SEBI tweaks share sale norms for IPOs
‘Rating agencies to track use of funds’
The Securities & Exchange Board of India (SEBI) on Tuesday approved amendments to a slew of regulations to tighten the Initial Public Offering (IPO) process and norms governing utilisation of IPO proceeds by promoters.
In its board meeting, SEBI approved conditions for sale of shares by significant shareholders in the Offer-For-Sale (OFS) process via an IPO and has extended the lock-in period for anchor investors to 90 days.
Shares offered for sale by shareholders with more than 20% of pre-issue shareholding of the issuer, should not exceed 50% of their holding. If they hold less than 20%, then the offer for sale should not exceed 10% of their holding of the issue.
SEBI said the existing lock-in of 30 days for anchor investors would continue for 50% of the portion allocated to such investors.

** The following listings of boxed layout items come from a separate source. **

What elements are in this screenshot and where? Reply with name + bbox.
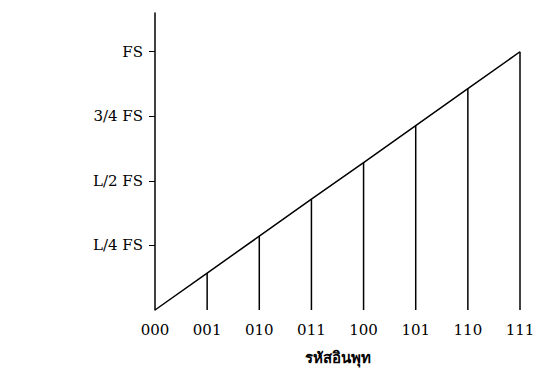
svg-text:L/4 FS: L/4 FS: [93, 236, 143, 254]
svg-text:011: 011: [297, 321, 326, 339]
svg-text:001: 001: [193, 321, 222, 339]
svg-text:L/2 FS: L/2 FS: [93, 172, 143, 190]
svg-text:101: 101: [401, 321, 430, 339]
svg-text:111: 111: [506, 321, 535, 339]
svg-text:FS: FS: [122, 43, 143, 61]
svg-text:010: 010: [245, 321, 274, 339]
svg-text:3/4 FS: 3/4 FS: [93, 107, 143, 125]
svg-text:000: 000: [141, 321, 170, 339]
svg-text:รหัสอินพุท: รหัสอินพุท: [305, 349, 371, 368]
svg-text:100: 100: [349, 321, 378, 339]
svg-text:110: 110: [454, 321, 483, 339]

For the remaining portion, lock-in of 90 days from the date of allotment will be applicable for all issues opening on or after April 1, 2022.
These changes are as per proposals recommended by SEBI’s Primary Market Advisory Committee of the markets regulator.
The regulator also approved a cap on IPO proceeds earmarked for acquisitions of unspecified targets and from now, funds reserved for general corporate purposes will be monitored by credit rating agencies.
If the issuer company sets out an object for future inorganic growth but has not identified any acquisition target in its offer documents, the amount for such objects and the amount for general corporate purpose shall not exceed 35% of the total amount being raised, SEBI said.
The limit will not apply if the acquisition object has been identified and disclosures are made in the offer documents.
The regulations come amid several new-age technology firms lining up with IPO applications, several intending to allow an exit to private equity investors through the OFS route.
Credit rating agencies registered with the SEBI will be permitted to act as monitoring agencies instead of scheduled commercial banks and public financial institutions, SEBI said.
“Such monitoring shall continue till 100% instead of 95% utilisation of issue proceeds as at present,” it said.
Winding up MF schemes
Winding up of mutual fund schemes would now be possible only after the consent of majority unitholders.
“Trustees will have to obtain consent of the unitholders by simple majority of the unitholders present and voting on the basis of one vote per unit held and publish the results of voting within 45 days of the publication of notice of circumstances leading to winding up,” it said. If trustees fail to obtain consent, the scheme should be open for business from the second business day after publication of results of voting, it added.